Managing missing dates

Managing missing dates with anemoi-training

Anemoi-training has internal handling of missing dates, and will calculate the valid date indices used during training using the missing property. Consequenctly, when training a model with anemoi-training, you should not specify a method to deal with missing dates in the dataloader configuration file.

Filling the missing dates with artificial values

When you have missing dates in a dataset, you can fill them with artificial values. You can either fill them with values that are the result of a linear interpolation between the two closest dates:

ds = open_dataset(dataset, fill_missing_dates="interpolate")

Or you can select the copy the value of the closest date:

ds = open_dataset(dataset, fill_missing_dates="closest")

if the missing date is exactly in the middle of two dates, the library will choose that value of the largest date. You can change this behavior by setting the closest parameter to 'down' or 'up' explicitly.

Skipping missing when iterating over a dataset

If you iterate over a dataset that has missing dates, the library will raise a MissingDatesError exception if you attempt to access a missing date.

This code below will throw an exception if ds[i] or ds[i+1] are missing dates. Because we iterate over the whole dataset, we are guaranteed to fail if there are any missing dates.
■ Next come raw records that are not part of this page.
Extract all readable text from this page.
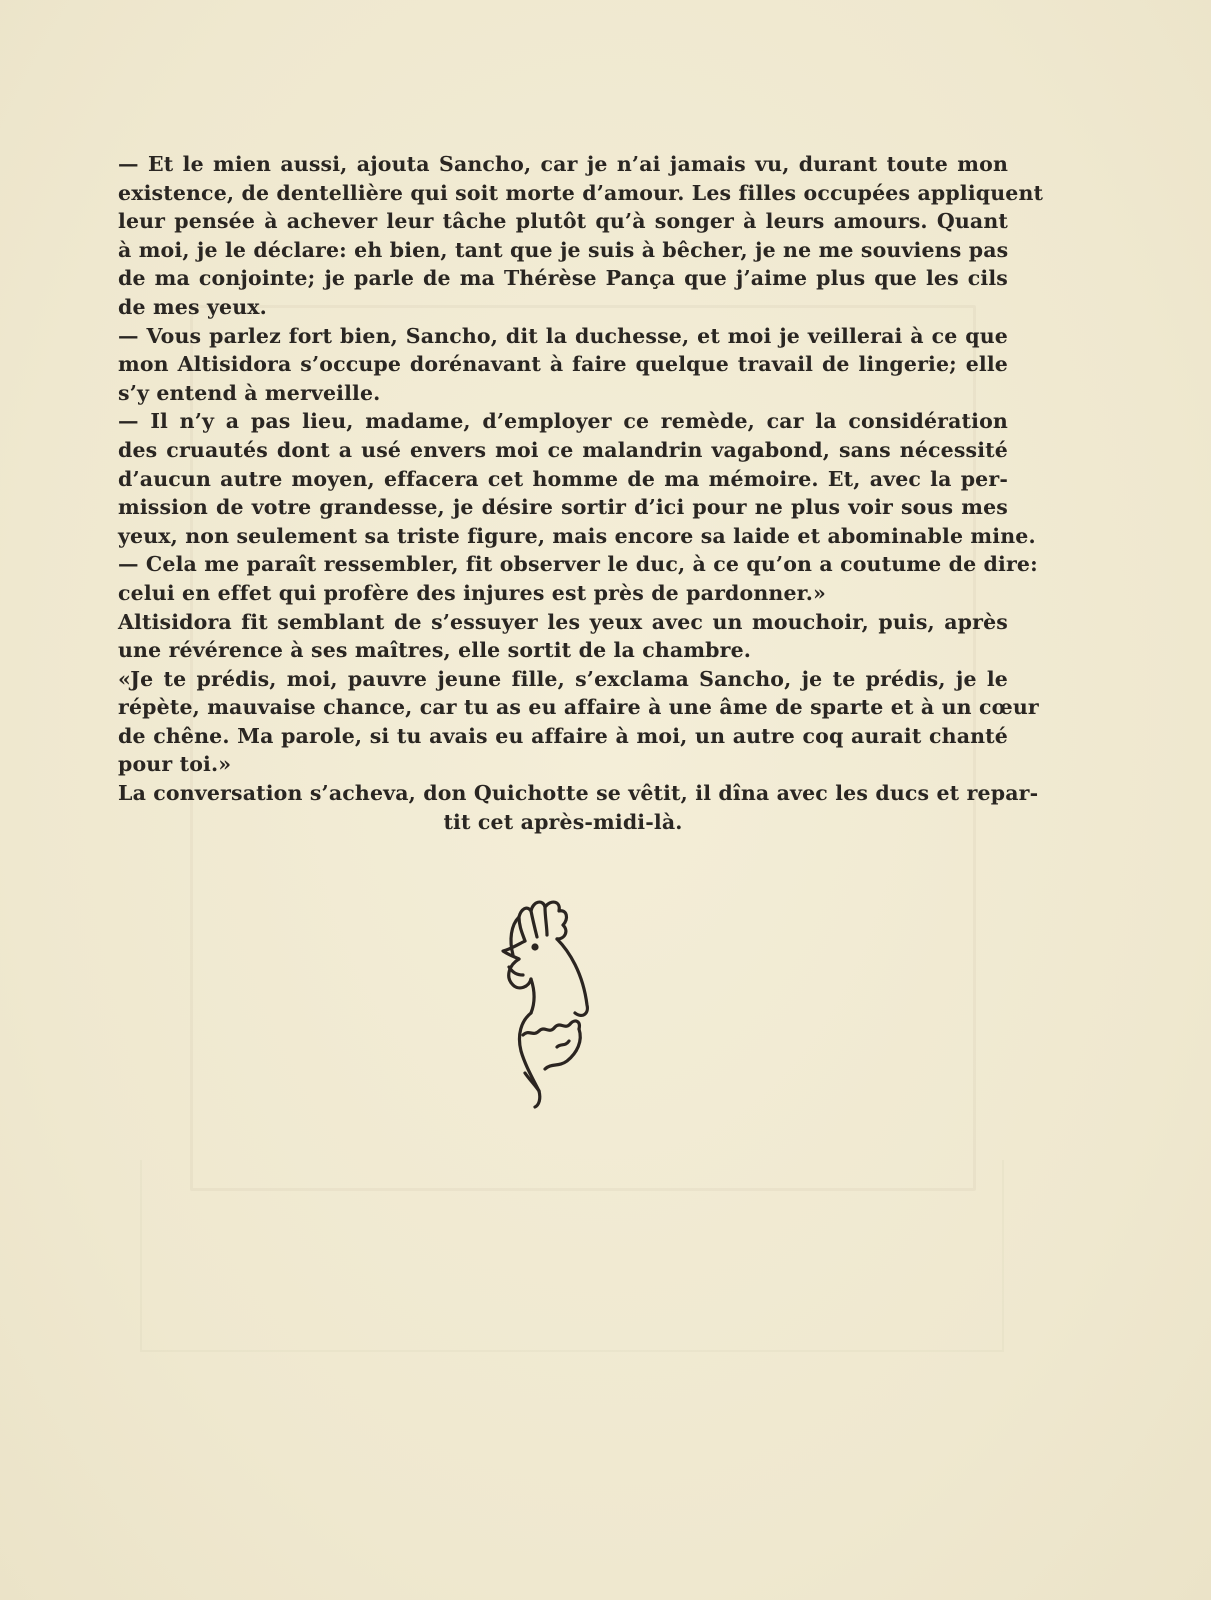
— Et le mien aussi, ajouta Sancho, car je n’ai jamais vu, durant toute mon
existence, de dentellière qui soit morte d’amour. Les filles occupées appliquent
leur pensée à achever leur tâche plutôt qu’à songer à leurs amours. Quant
à moi, je le déclare: eh bien, tant que je suis à bêcher, je ne me souviens pas
de ma conjointe; je parle de ma Thérèse Pança que j’aime plus que les cils
de mes yeux.
— Vous parlez fort bien, Sancho, dit la duchesse, et moi je veillerai à ce que
mon Altisidora s’occupe dorénavant à faire quelque travail de lingerie; elle
s’y entend à merveille.
— Il n’y a pas lieu, madame, d’employer ce remède, car la considération
des cruautés dont a usé envers moi ce malandrin vagabond, sans nécessité
d’aucun autre moyen, effacera cet homme de ma mémoire. Et, avec la per-
mission de votre grandesse, je désire sortir d’ici pour ne plus voir sous mes
yeux, non seulement sa triste figure, mais encore sa laide et abominable mine.
— Cela me paraît ressembler, fit observer le duc, à ce qu’on a coutume de dire:
celui en effet qui profère des injures est près de pardonner.»
Altisidora fit semblant de s’essuyer les yeux avec un mouchoir, puis, après
une révérence à ses maîtres, elle sortit de la chambre.
«Je te prédis, moi, pauvre jeune fille, s’exclama Sancho, je te prédis, je le
répète, mauvaise chance, car tu as eu affaire à une âme de sparte et à un cœur
de chêne. Ma parole, si tu avais eu affaire à moi, un autre coq aurait chanté
pour toi.»
La conversation s’acheva, don Quichotte se vêtit, il dîna avec les ducs et repar-
tit cet après-midi-là.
ds = open_dataset(dataset)

for i in range(len(ds) - 1):
    ds = ds[i + 1] - ds[i]

You can skip missing dates by setting the skip_missing_dates option to True. You will have to also provide a hint about how you intent to iterate over the dataset. The hint is given using the parameter expected_access which takes a slice as argument.

The library will check the slice against the missing dates and insure that, when iterating over the dataset with that slice, no missing dates are accessed.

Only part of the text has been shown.